Psikolojik olarak kötü bir durumda olduklarını anlatan Beylerov şöyle konuştu:
“Karaya çıkamıyoruz, Karanlık Liman’da demirdeyiz, karşımızda sahil, ışıkları görünüyor, ama gidemiyoruz işte… Türkiye’nin haline de üzüldüm, 93’te burada eğitim aldım, bu hale nasıl düşmüş, Liman Başkanlığı karşımıza çıkmıyor. Şirket bizimle zaten ilgilenmiyor ama Türkiye niye ilgilenmiyor? Ölüm değil ya, bir çıkar yol bulunamaz mı? Nasıl olacak, ailelerimiz de Azerbaycan’a şikayet etmiş, e ama ben hâlâ denizdeyim, eve nasıl gideceğim? Aylardır ailelerimizi görmüyoruz. Bekliyoruz sadece. Şirket gelsin, onların borçları bizi ilgilendirmiyor, çalıştığımızın hakkını istiyoruz. Çıldırma noktasına geldik. 1 kadın personel var, şeker hastası, ilaçları bitti. Ben böyle muamele düşmanımdan görmedim. Daha ne kadar deniz suyunda elbise yıkacağız, sonumuz ne olacak, bilmiyoruz işte.”

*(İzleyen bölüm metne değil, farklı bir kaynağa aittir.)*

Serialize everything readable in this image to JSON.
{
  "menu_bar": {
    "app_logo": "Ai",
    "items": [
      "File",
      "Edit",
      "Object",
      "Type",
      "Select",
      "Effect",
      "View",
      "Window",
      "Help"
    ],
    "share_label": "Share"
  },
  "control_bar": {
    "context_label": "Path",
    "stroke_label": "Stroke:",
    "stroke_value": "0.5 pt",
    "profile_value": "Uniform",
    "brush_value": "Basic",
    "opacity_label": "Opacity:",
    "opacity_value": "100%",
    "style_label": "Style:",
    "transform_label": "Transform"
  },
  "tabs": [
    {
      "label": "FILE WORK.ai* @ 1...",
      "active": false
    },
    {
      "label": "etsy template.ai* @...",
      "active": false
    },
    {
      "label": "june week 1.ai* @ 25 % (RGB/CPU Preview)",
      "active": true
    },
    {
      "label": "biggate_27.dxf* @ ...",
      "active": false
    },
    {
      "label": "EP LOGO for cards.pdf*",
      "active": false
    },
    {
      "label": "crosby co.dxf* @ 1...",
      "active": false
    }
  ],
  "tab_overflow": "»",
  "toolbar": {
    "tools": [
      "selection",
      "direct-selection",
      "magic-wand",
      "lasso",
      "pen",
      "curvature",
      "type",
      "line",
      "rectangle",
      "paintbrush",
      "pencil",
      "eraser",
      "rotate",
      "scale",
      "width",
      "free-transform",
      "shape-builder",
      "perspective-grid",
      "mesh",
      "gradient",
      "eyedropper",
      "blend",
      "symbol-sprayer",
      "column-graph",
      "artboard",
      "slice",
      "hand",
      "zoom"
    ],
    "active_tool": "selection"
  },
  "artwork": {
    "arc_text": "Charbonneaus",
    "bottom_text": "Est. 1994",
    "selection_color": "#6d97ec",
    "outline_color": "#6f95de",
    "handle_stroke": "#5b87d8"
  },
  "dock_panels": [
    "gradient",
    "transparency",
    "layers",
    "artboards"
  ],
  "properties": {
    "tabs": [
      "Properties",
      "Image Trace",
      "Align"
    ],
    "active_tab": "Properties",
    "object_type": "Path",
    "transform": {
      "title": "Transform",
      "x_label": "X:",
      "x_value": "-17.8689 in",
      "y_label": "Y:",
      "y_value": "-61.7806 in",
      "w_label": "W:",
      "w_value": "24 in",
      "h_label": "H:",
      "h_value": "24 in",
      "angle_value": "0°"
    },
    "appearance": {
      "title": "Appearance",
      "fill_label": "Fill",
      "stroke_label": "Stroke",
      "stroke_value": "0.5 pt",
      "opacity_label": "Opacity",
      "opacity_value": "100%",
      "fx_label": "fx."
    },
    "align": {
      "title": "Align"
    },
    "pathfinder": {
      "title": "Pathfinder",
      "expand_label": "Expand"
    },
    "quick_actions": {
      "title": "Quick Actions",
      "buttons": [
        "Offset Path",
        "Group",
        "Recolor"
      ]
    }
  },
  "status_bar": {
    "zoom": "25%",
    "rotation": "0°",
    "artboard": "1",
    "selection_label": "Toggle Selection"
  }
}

"SORUMLULUK ALACAK NET BİR MUHATAP YOK"Uluslararası Taşımacılık İşçileri Federasyonu (ITF) İstanbul temsilcisi Mehmet Emre Avcı, geminin kazanın ardından yerel otoriteler tarafından alıkonulduğunu ancak armatörle iletişim kurulamadığını belirtti, “Gemiye kumanya ulaştırıldı ancak mürettebatın ülkelerine dönmesi için hem yasal hem de lojistik birçok engel var” dedi.
Avcı, geminin sigorta şirketinin ve bayrak devletinin de sürece müdahil olmadığını ve bu durumun çözümü zorlaştırdığını vurguladı. “Kamerun bayrağı, uluslararası denizcilikte en düşük denetim ve sorumluluk düzeyine sahip bayraklardan biri. Süreçte sorumluluk alacak net bir muhatap yok” ifadelerini kullandı.